Each year, employers of every size are faced with average rate increases of 12%, increases that come despite cutting corners on providers and coverage. Self-insured employers aren’t immune to increases, but at an average 4-6% per year, it’s substantially less than the standard market rate. 

“Until employers engage in a different way, we are stuck,” warned Ethan Merk, Vice President of Sales for Apostrophe (and a former broker himself). He says we’re out of road and out of options. “We’re at a tipping point. Businesses are at risk because they don’t treat health benefits as a major spend or a top-three line item even though that’s exactly what it is. Until they do, they’re in trouble.”

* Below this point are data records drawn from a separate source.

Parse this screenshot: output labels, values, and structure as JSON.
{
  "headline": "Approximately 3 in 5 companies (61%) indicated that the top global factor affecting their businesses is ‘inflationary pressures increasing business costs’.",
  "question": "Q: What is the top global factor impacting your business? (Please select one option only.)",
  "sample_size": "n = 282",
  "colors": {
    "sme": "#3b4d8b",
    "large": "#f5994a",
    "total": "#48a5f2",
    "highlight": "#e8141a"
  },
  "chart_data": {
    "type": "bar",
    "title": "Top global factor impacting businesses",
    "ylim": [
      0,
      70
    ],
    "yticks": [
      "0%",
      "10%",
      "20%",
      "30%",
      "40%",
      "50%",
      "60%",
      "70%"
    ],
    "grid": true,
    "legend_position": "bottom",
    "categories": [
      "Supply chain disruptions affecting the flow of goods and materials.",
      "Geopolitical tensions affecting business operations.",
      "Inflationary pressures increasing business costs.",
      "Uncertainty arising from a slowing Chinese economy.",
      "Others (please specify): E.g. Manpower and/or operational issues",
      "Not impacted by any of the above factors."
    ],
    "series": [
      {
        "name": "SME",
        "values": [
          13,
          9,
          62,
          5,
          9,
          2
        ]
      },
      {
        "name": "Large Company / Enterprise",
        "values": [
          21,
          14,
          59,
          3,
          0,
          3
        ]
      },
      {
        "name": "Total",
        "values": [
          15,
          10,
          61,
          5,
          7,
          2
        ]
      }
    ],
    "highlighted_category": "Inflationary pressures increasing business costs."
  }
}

The market has been trained to keep buying a lack of transparency and unknown rates. It’s hard to see a better way when the status quo is all that’s presented during renewals. At Apostrophe, we’re telling benefits brokers and self-insured employers that it no longer has to be this way. They no longer have to accept these broken plans at face value. They have options. 

Apostrophe’s Intelligent Health Benefits are driven by simplicity, transparency and love. Can you name one insurance company that can offer any one of those, much less all? We work cooperatively with providers and employers alike, not combatively. And the discounts we receive are passed directly to our members saving them thousands every year. 

The contracted rate employers are forced to accept each year during plan renewals is not the best case scenario. In our world, it’s a low bar for doing no worse. As a self-insured employer, your rates can, and should, be a lot better than you’re paying now.

If you’re not saving any more than you were under a fully-funded health insurance company, it’s time to change everything.